One question (minor critique): what is the subject of the verb "illuminates" in the first stanza? I don't see any singular noun prior to that in the stanza (except for earth, the object of corner, and colour and glory-ink which are objects of the preposition with so they can't be the subject of this verb either). If the subject of this verb is "dragons" -- which I think it must be -- then the verb should be illuminate. Unless there's an implied subject "this [the fact that the dragons corner the earth...] illuminates fear." Did I spend too much time sentence-diagramming in my youth? ;-)

As a trumpet player, I love the word embouchure! I'd never heard it used as a verb before (and in spite of my grammatical stickliness above I'm quite open to verbing nouns; I do it all the time).

Annelise Holwerda said...

Oh I know what you mean, a little. I like writing poems. They're less 'proper' than just for the enjoyment... But having an audience mainly of school/uni friends who've grown up in Australia, where we have no medieval in our curriculum! (and I'm learning to teach English/History...), I don't expect most scattered allusions to be picked up.
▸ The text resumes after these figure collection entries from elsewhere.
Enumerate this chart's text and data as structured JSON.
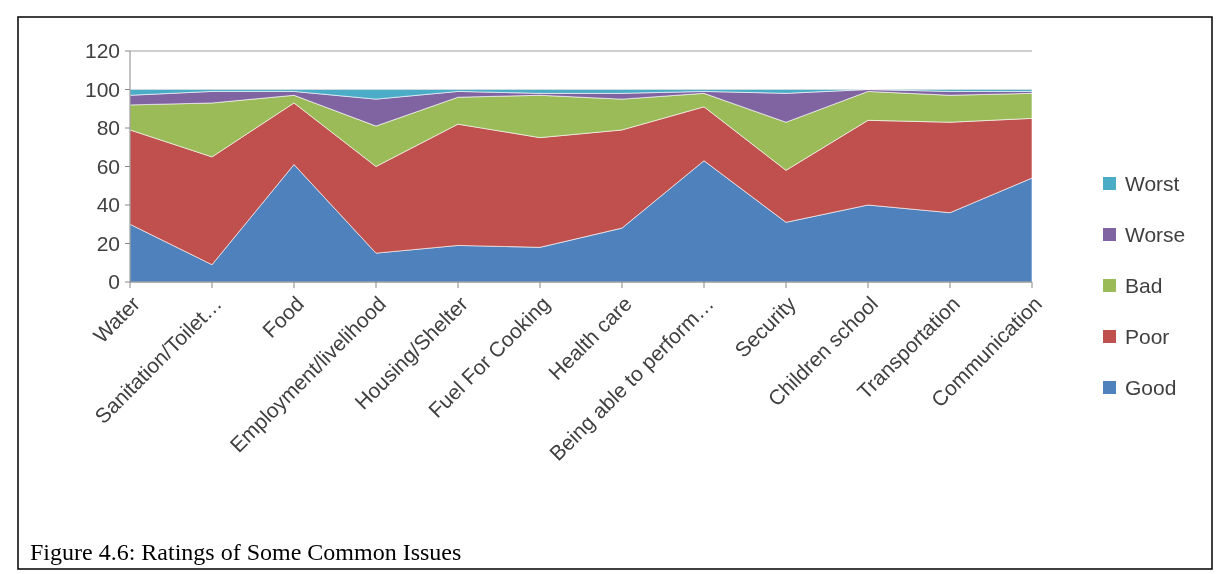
{
  "chart_data": {
    "type": "area",
    "stacked": true,
    "categories": [
      "Water",
      "Sanitation/Toilet…",
      "Food",
      "Employment/livelihood",
      "Housing/Shelter",
      "Fuel For Cooking",
      "Health care",
      "Being able to perform…",
      "Security",
      "Children school",
      "Transportation",
      "Communication"
    ],
    "series": [
      {
        "name": "Good",
        "color": "#4f81bd",
        "values": [
          30,
          9,
          61,
          15,
          19,
          18,
          28,
          63,
          31,
          40,
          36,
          54
        ]
      },
      {
        "name": "Poor",
        "color": "#c0504d",
        "values": [
          49,
          56,
          32,
          45,
          63,
          57,
          51,
          28,
          27,
          44,
          47,
          31
        ]
      },
      {
        "name": "Bad",
        "color": "#9bbb59",
        "values": [
          13,
          28,
          4,
          21,
          14,
          22,
          16,
          7,
          25,
          15,
          14,
          13
        ]
      },
      {
        "name": "Worse",
        "color": "#8064a2",
        "values": [
          5,
          6,
          2,
          14,
          3,
          1,
          3,
          1,
          15,
          1,
          2,
          1
        ]
      },
      {
        "name": "Worst",
        "color": "#4bacc6",
        "values": [
          3,
          1,
          1,
          5,
          1,
          2,
          2,
          1,
          2,
          0,
          1,
          1
        ]
      }
    ],
    "ylim": [
      0,
      120
    ],
    "yticks": [
      0,
      20,
      40,
      60,
      80,
      100,
      120
    ],
    "grid": "y",
    "legend": "right",
    "annotations": [
      "Figure 4.6: Ratings of Some Common Issues"
    ]
  }
}
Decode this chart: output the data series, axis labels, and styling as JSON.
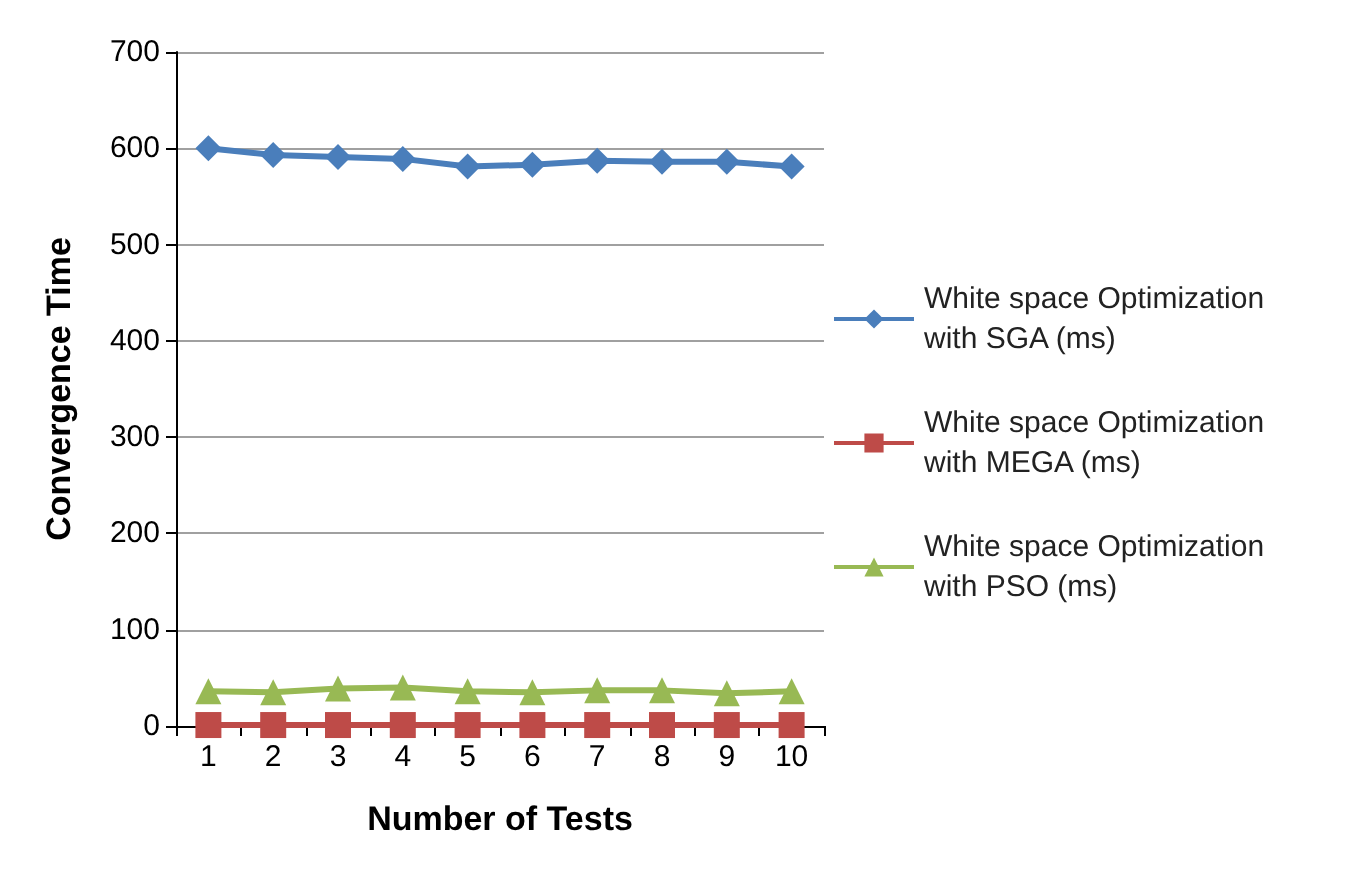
{
  "chart_data": {
    "type": "line",
    "xlabel": "Number of Tests",
    "ylabel": "Convergence Time",
    "categories": [
      "1",
      "2",
      "3",
      "4",
      "5",
      "6",
      "7",
      "8",
      "9",
      "10"
    ],
    "series": [
      {
        "name": "White space Optimization with SGA (ms)",
        "color": "#4a7ebb",
        "marker": "diamond",
        "values": [
          600,
          593,
          591,
          589,
          581,
          583,
          587,
          586,
          586,
          581
        ]
      },
      {
        "name": "White space Optimization with MEGA (ms)",
        "color": "#be4b48",
        "marker": "square",
        "values": [
          1,
          1,
          1,
          1,
          1,
          1,
          1,
          1,
          1,
          1
        ]
      },
      {
        "name": "White space Optimization with PSO (ms)",
        "color": "#98b954",
        "marker": "triangle",
        "values": [
          36,
          35,
          39,
          40,
          36,
          35,
          37,
          37,
          34,
          36
        ]
      }
    ],
    "ylim": [
      0,
      700
    ],
    "yticks": [
      0,
      100,
      200,
      300,
      400,
      500,
      600,
      700
    ],
    "grid": "y",
    "legend": "right"
  }
}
There's still something good in an image that's worth passing down, even if its history isn't seen. It's also nice to have a chance to expand those worlds, sometimes. I have so much still to read, so sharing is wonderful.

Is there anything behind "Scarlet are their mile-long tongues: / Golden their keyhole irises"? It's lovely, either way. I recently read some old Germanic writings, so dragons are reminding me of wonderful talking birds, magical deaths, dragoncursed treasure, terrible supernatural women... And not at all least, The Dawn Treader and Hobbit. So, so good :)

The 'illuminates' placements sits fine with me, though I'm not much with grammar. Draws out the depth of illuminations as an idea- on the meeting edge of literal and metaphorical colour, sort of. Grammatically, "[the preceding image] illuminates", I think... Which is fine for me in poetry, working as an impression. I'm sure I'd often trespass awfully worse.

Oh, I'd never heard the word embouchure before. I really like it there, now that I've looked it up :)

Iambic Admonit said...

I was rather hung up on the "illuminates" line, too. It's changed a few times. At first, it was simply "terror illuminates joy," then "joy illuminates fear." But those were too didactic. I'll work on it more.